Ellison has been telling interviewers that he wanted to write swashbuckler, a Dumas story set in space. That’s a reasonable comparison but it also reminds me of some of the best stories that ran in Planet Stories magazine, back in the 1950s.
Ultimately, the team has to travel back through time, millions of years into the past, in order to confront the mastermind behind the danger. (A quick tangent: I’ve read more than one article recently that talks about the lack of stories about space exploration in recent SF. Here’s a story that starts on other planets, then goes back to Earth, while treating it as a strange new world.)
Gathering a group of misfits who must learn to act as a team has a long and honorable tradition, both in sf and adventure fiction in general. This particular group of seven can be directly connected to The Seven Samurai; The Magnificent Seven and the movie Battle Beyond the Stars, among other stories. Ellison does a great job making all these characters strongly delineated and appealing. The artists make them visually different, without resorting to super-hero style costumes.
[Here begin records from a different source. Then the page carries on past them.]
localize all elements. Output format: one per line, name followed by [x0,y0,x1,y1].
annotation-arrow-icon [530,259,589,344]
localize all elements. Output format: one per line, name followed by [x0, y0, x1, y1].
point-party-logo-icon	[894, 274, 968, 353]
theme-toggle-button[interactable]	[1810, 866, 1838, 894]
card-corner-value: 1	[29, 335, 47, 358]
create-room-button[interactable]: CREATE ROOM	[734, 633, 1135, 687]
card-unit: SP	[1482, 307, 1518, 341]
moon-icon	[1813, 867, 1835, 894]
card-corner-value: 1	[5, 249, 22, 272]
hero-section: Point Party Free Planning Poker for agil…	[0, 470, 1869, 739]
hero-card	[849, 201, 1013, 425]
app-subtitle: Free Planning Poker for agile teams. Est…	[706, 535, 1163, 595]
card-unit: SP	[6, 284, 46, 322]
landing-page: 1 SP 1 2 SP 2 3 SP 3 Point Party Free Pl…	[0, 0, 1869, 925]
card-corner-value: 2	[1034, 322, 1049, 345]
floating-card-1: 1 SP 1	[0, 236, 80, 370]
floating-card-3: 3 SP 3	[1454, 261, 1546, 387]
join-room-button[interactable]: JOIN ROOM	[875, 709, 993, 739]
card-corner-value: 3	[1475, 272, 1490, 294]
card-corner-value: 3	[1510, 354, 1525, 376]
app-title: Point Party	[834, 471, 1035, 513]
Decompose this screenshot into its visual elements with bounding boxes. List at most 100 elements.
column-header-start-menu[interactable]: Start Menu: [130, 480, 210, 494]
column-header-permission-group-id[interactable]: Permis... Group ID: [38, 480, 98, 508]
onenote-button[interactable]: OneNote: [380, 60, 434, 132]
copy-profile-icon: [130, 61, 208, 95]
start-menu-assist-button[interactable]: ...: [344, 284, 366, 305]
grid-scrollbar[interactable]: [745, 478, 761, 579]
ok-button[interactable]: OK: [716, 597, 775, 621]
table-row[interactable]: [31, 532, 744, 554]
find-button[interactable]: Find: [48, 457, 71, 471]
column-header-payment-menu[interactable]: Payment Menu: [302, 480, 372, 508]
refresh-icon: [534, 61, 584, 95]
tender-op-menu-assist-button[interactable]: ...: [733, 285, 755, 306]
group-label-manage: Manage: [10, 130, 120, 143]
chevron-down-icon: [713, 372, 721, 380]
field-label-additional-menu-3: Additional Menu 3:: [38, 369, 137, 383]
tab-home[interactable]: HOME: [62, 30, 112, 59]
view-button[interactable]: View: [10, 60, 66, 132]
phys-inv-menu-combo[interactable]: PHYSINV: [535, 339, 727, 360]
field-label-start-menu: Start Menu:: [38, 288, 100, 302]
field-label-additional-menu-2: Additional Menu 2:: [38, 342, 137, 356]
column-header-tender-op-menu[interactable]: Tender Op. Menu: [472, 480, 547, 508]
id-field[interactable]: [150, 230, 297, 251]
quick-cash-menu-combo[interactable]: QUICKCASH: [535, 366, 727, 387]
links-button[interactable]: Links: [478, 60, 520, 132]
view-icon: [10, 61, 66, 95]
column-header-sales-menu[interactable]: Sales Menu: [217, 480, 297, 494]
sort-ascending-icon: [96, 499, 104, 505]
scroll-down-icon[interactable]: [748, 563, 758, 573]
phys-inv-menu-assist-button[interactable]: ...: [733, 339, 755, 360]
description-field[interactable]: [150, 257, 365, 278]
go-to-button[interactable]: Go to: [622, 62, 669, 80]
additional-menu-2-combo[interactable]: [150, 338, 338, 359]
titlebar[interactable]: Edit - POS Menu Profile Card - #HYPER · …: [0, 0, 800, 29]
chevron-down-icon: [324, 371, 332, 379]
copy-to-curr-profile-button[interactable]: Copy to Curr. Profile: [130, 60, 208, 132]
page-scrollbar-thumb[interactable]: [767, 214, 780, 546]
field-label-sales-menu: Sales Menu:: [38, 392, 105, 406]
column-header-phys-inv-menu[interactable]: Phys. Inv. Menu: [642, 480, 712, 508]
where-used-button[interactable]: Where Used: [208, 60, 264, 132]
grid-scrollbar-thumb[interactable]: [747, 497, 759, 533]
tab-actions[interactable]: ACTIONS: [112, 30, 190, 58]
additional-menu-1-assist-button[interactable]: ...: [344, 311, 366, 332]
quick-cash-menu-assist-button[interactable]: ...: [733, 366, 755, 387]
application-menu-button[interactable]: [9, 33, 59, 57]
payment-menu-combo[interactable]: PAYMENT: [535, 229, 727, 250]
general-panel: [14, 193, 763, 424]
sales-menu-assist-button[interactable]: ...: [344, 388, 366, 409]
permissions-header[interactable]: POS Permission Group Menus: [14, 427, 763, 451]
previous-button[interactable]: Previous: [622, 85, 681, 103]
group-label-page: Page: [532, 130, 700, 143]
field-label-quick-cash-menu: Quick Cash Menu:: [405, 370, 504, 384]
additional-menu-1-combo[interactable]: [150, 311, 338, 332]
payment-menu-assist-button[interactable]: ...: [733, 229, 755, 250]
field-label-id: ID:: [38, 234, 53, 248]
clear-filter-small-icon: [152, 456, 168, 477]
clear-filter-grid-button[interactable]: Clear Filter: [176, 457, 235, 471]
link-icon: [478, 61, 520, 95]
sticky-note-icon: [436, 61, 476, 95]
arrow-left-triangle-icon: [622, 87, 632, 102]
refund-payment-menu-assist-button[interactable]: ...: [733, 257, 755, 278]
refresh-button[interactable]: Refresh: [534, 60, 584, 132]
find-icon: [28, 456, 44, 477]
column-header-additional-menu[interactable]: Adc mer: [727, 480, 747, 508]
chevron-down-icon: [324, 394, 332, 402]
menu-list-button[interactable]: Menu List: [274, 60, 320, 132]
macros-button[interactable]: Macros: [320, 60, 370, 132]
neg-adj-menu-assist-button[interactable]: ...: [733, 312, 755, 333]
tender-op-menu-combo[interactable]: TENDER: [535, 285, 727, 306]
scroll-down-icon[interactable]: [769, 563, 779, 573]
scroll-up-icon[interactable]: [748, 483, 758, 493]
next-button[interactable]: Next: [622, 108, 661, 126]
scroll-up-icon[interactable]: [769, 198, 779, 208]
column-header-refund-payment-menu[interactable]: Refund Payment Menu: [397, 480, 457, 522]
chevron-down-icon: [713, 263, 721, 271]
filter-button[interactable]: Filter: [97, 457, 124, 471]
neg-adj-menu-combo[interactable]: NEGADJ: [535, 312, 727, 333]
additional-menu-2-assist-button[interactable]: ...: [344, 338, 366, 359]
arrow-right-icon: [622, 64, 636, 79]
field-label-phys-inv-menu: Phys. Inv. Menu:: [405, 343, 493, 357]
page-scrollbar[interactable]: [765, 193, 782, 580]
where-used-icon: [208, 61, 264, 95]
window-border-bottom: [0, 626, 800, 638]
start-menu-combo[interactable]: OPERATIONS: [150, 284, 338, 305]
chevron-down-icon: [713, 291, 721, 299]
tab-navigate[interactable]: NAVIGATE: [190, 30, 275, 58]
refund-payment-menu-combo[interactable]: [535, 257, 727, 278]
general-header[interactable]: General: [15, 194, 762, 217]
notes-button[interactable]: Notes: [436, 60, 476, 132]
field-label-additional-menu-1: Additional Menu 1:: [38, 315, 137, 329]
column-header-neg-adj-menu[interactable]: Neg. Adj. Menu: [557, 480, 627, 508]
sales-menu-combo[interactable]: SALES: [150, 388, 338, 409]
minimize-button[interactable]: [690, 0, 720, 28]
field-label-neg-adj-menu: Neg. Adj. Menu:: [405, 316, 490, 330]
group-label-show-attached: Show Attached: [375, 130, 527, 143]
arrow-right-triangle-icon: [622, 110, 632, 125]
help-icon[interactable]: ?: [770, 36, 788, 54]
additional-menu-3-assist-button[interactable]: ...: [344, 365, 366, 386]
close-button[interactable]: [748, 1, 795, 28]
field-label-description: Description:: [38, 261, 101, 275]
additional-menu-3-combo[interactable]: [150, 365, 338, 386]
The villain’s master plan will have a familiar ring to some science fiction fans. And the threat’s he throws at our heroes sometimes seem more comical than threatening. However, Ellison adds a steady stream of little details that will hold the reader’s attention. Along with the Crisis Computers, there’s Urr, the robot that learns to tell jokes and an unexpected tribute to a DC comic from the early 1960s. In addition, the very ending of 7 Against Chaos came as a surprise.
Paul Chadwick is the creator of the cult-favorite character Concrete, while Ken Steacy has drawn sf comic series like The Sacred and the Profane and Tempus Fugitive. What’s striking here, I think, is how restrained their artwork is. Scenes other artists would give a full-page splash panel get much less here, and most of the panels are modestly-sized rectangles (although that changes somewhat as the end approaches). I’m not saying this was a bad choice, but it does give the book an oddly nostalgic feel. ( For what it’s worth, another recent comic project of Ellison’s has the same retro layout. It was an adaptation of Phoenix Without Ashes, the original pilot script for the notorious Starlost TV series.)
If you like Ellison’s prose fiction, you’ll probably want to check out this graphic novel, where he just sits back and has fun.